Algumas palavras faladas por pessoas estranhas soavam-lhe familiares, fornecendo certo indício e compreensão da sua situação. Mandavam desobstruir o tubo traqueal, avaliar a midríase bilateral e o movimento ocular; testar a função motora, atentar para a respiração e pressão arterial; as condições hemodinâmicas, providenciar tomografia computadorizada, monitorar a pressão intracraniana, registrar potencial evocado, solicitar gasometria, dosagem de eletrólitos, equilíbrio ácido básico e tantas outras coisas que fazia no seu dia a dia.
Já sabia aonde e como estava, mas a tudo continuava indiferente, sem esboçar mínima emoção. Talvez até sentisse um leve prazer, entretanto sua capacidade de sentir desaparecera.
Recordou mais uma vez sua infância, feliz em meio às dificuldades de uma família proletária, no subúrbio envaletado de uma cidade próspera, convivendo desde cedo com as dificuldades financeiras e com a morte, apesar de passarem distante da sua atenção... abençoada capacidade de análise infantil.
A transferência para outras plagas, especificamente o nordeste e o choque cultural vivido intensamente no inicio das relações sociais, eram marcantes em sua memória. Não imaginava haver em outros lugares condições mais carentes e miseráveis que as já vistas em seu torrão natal. Assim mesmo teve rápida adaptação e continuou em frente... abençoada capacidade de reação juvenil.
Casou muito cedo, mas não se arrependeu. Não sabia se tinha amor ou necessidade, o importante era o referencial de abrigo qua sua circunstância exigia. Vieram dois filhos, nascidos com o despertar da maturidade. Era um bom pai, mas tinha maior aproximação com a menina.

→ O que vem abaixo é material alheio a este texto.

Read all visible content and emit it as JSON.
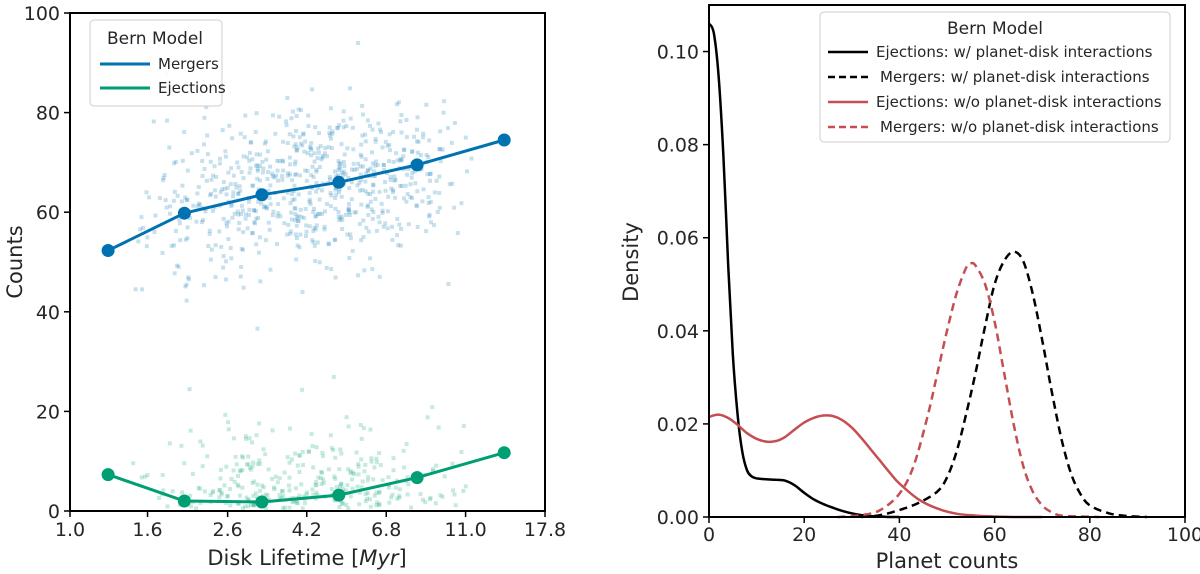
{
  "chart_data": [
    {
      "type": "scatter",
      "title": "",
      "xlabel": "Disk Lifetime [",
      "xlabel_italic": "Myr",
      "xlabel_suffix": "]",
      "ylabel": "Counts",
      "xscale": "log",
      "xlim": [
        1.0,
        17.8
      ],
      "ylim": [
        0,
        100
      ],
      "xticks": [
        "1.0",
        "1.6",
        "2.6",
        "4.2",
        "6.8",
        "11.0",
        "17.8"
      ],
      "xtick_values": [
        1.0,
        1.6,
        2.6,
        4.2,
        6.8,
        11.0,
        17.8
      ],
      "yticks": [
        0,
        20,
        40,
        60,
        80,
        100
      ],
      "legend_title": "Bern Model",
      "legend_position": "top-left",
      "grid": false,
      "series": [
        {
          "name": "Mergers",
          "color": "#0072b2",
          "x": [
            1.26,
            2.0,
            3.2,
            5.1,
            8.2,
            13.9
          ],
          "values": [
            52.3,
            59.8,
            63.5,
            66.0,
            69.5,
            74.5
          ]
        },
        {
          "name": "Ejections",
          "color": "#009e73",
          "x": [
            1.26,
            2.0,
            3.2,
            5.1,
            8.2,
            13.9
          ],
          "values": [
            7.3,
            2.0,
            1.8,
            3.2,
            6.7,
            11.7
          ]
        }
      ],
      "scatter_clouds": [
        {
          "name": "Mergers",
          "color": "#0072b2",
          "x_range": [
            1.1,
            16.5
          ],
          "y_center": 64,
          "y_spread": 8
        },
        {
          "name": "Ejections",
          "color": "#009e73",
          "x_range": [
            1.1,
            16.5
          ],
          "y_center": 8,
          "y_spread": 8
        }
      ]
    },
    {
      "type": "line",
      "title": "",
      "xlabel": "Planet counts",
      "ylabel": "Density",
      "xlim": [
        0,
        100
      ],
      "ylim": [
        0,
        0.11
      ],
      "xticks": [
        0,
        20,
        40,
        60,
        80,
        100
      ],
      "yticks": [
        "0.00",
        "0.02",
        "0.04",
        "0.06",
        "0.08",
        "0.10"
      ],
      "ytick_values": [
        0.0,
        0.02,
        0.04,
        0.06,
        0.08,
        0.1
      ],
      "legend_title": "Bern Model",
      "legend_position": "top-right",
      "grid": false,
      "series": [
        {
          "name": "Ejections: w/ planet-disk interactions",
          "color": "#000000",
          "dash": "solid",
          "x": [
            0,
            1,
            2,
            3,
            4,
            5,
            6,
            7,
            8,
            9,
            10,
            12,
            14,
            16,
            18,
            20,
            22,
            24,
            26,
            28,
            30,
            32,
            34,
            36,
            38,
            40
          ],
          "values": [
            0.106,
            0.104,
            0.095,
            0.078,
            0.055,
            0.035,
            0.022,
            0.014,
            0.01,
            0.0087,
            0.0083,
            0.0081,
            0.008,
            0.0078,
            0.0068,
            0.0052,
            0.0038,
            0.0028,
            0.002,
            0.0013,
            0.0008,
            0.0004,
            0.0002,
            0.0001,
            0.0,
            0.0
          ]
        },
        {
          "name": "Mergers: w/ planet-disk interactions",
          "color": "#000000",
          "dash": "dashed",
          "x": [
            32,
            36,
            40,
            44,
            48,
            50,
            52,
            54,
            56,
            58,
            60,
            62,
            64,
            66,
            68,
            70,
            72,
            74,
            76,
            78,
            80,
            84,
            88,
            92
          ],
          "values": [
            0.0,
            0.0004,
            0.0015,
            0.003,
            0.0055,
            0.0085,
            0.014,
            0.022,
            0.031,
            0.041,
            0.05,
            0.055,
            0.057,
            0.055,
            0.048,
            0.038,
            0.027,
            0.017,
            0.0095,
            0.005,
            0.0025,
            0.0008,
            0.0002,
            0.0
          ]
        },
        {
          "name": "Ejections: w/o planet-disk interactions",
          "color": "#c44e52",
          "dash": "solid",
          "x": [
            0,
            2,
            4,
            6,
            8,
            10,
            12,
            14,
            16,
            18,
            20,
            22,
            24,
            26,
            28,
            30,
            32,
            34,
            36,
            38,
            40,
            44,
            48,
            52,
            56,
            60,
            64,
            70
          ],
          "values": [
            0.0215,
            0.022,
            0.0213,
            0.0198,
            0.018,
            0.0168,
            0.0162,
            0.0163,
            0.0172,
            0.0188,
            0.0203,
            0.0213,
            0.0218,
            0.0217,
            0.0208,
            0.0192,
            0.017,
            0.0145,
            0.012,
            0.0095,
            0.0072,
            0.0038,
            0.0018,
            0.0007,
            0.0003,
            0.0001,
            0.0,
            0.0
          ]
        },
        {
          "name": "Mergers: w/o planet-disk interactions",
          "color": "#c44e52",
          "dash": "dashed",
          "x": [
            27,
            32,
            36,
            40,
            43,
            46,
            48,
            50,
            52,
            54,
            55,
            56,
            58,
            60,
            62,
            64,
            66,
            68,
            70,
            72,
            74,
            78,
            82
          ],
          "values": [
            0.0,
            0.0004,
            0.0015,
            0.005,
            0.011,
            0.022,
            0.031,
            0.04,
            0.048,
            0.0535,
            0.0545,
            0.054,
            0.05,
            0.042,
            0.031,
            0.02,
            0.011,
            0.0055,
            0.0025,
            0.001,
            0.0003,
            0.0001,
            0.0
          ]
        }
      ]
    }
  ]
}
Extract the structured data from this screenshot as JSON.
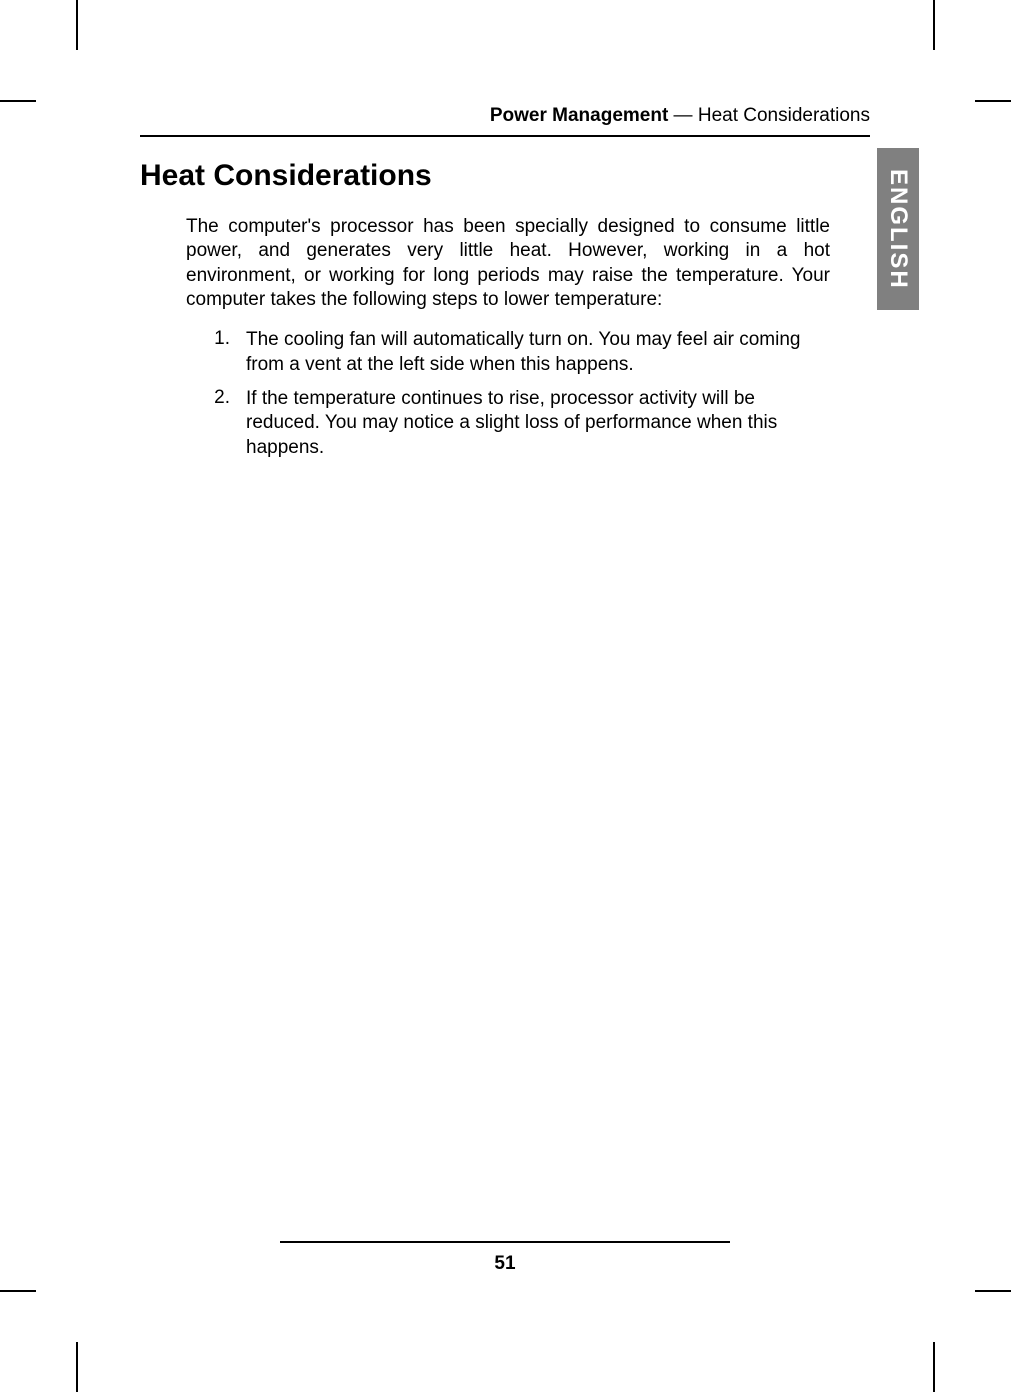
{
  "header": {
    "chapter": "Power Management",
    "separator": " — ",
    "section": "Heat Considerations"
  },
  "side_tab": "ENGLISH",
  "title": "Heat Considerations",
  "paragraph": "The computer's processor has been specially designed to consume little power, and generates very little heat. However, working in a hot environment, or working for long periods may raise the temperature. Your computer takes the following steps to lower temperature:",
  "list": [
    {
      "num": "1.",
      "text": "The cooling fan will automatically turn on. You may feel air coming from a vent at the left side when this happens."
    },
    {
      "num": "2.",
      "text": "If the temperature continues to rise, processor activity will be reduced. You may notice a slight loss of performance when this happens."
    }
  ],
  "page_number": "51"
}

Ao pensar em sua vida, não conseguia definir se tinha sido feliz ou não. Inevitavelmente refletiu sobre o sentido da sua existência e questionou se o pouco tempo que dedicou ao Deus das religiões dos homens não teria alterado o seu destino... não mais lhe importava, pensava agora que o existir talvez não fosse real numa perspectiva determinista que se quer estabelecer. Lembrou das palavras do escritor português Antero de Quental em seus sonetos: ¨Sempre o mal pior / É ter nascido¨.
Não tinha ideia de quanto tempo estava nessa condição clinica e de quantas vezes tinha acordado e apagado. Certa ocasião ouviu alguém perguntar a outra pessoa se ele não estraria vendo, ouvindo ou sentindo alguma coisa. Ele mesmo em seu trabalho, frente a pacientes graves e comatosos já tinha se interrogado a respeito. A rotina alucinante da UTI impedia a resposta.
Nessa mesma ocasião, uma movimentação diferente ocorreu à sua volta. Gritos, correrias e ordens se confundiam em torno do seu leito. Ouviu alguém avisar que usaria o desfibrilador, enquanto outro retrucava que não, pois o paciente já estava parado em assistolia e por isso iria aplicar adrenalina. A toda essa agitação, Vilberto continuava impassivo, inerte, flutuando.
Lentamente, pela primeira vez desde que ali dera entrada, começou a sentir algo. Percebeu de imediato que era a mesma sensação de invasão sentida ao cruzar a fronteira entre o Rio Grande do Norte e a Paraíba.
QUE A TERRA LHE SEJA LEVE.
Julius Galeno
OBS: Primeiro conto escrito por Marco Antônio Abreu Florentino, em 1995 na cidade de João Pessoa / PB para um concurso literário, com o pseudônimo de Julius Galeno, à época da graduação em filosofia pela UFPB.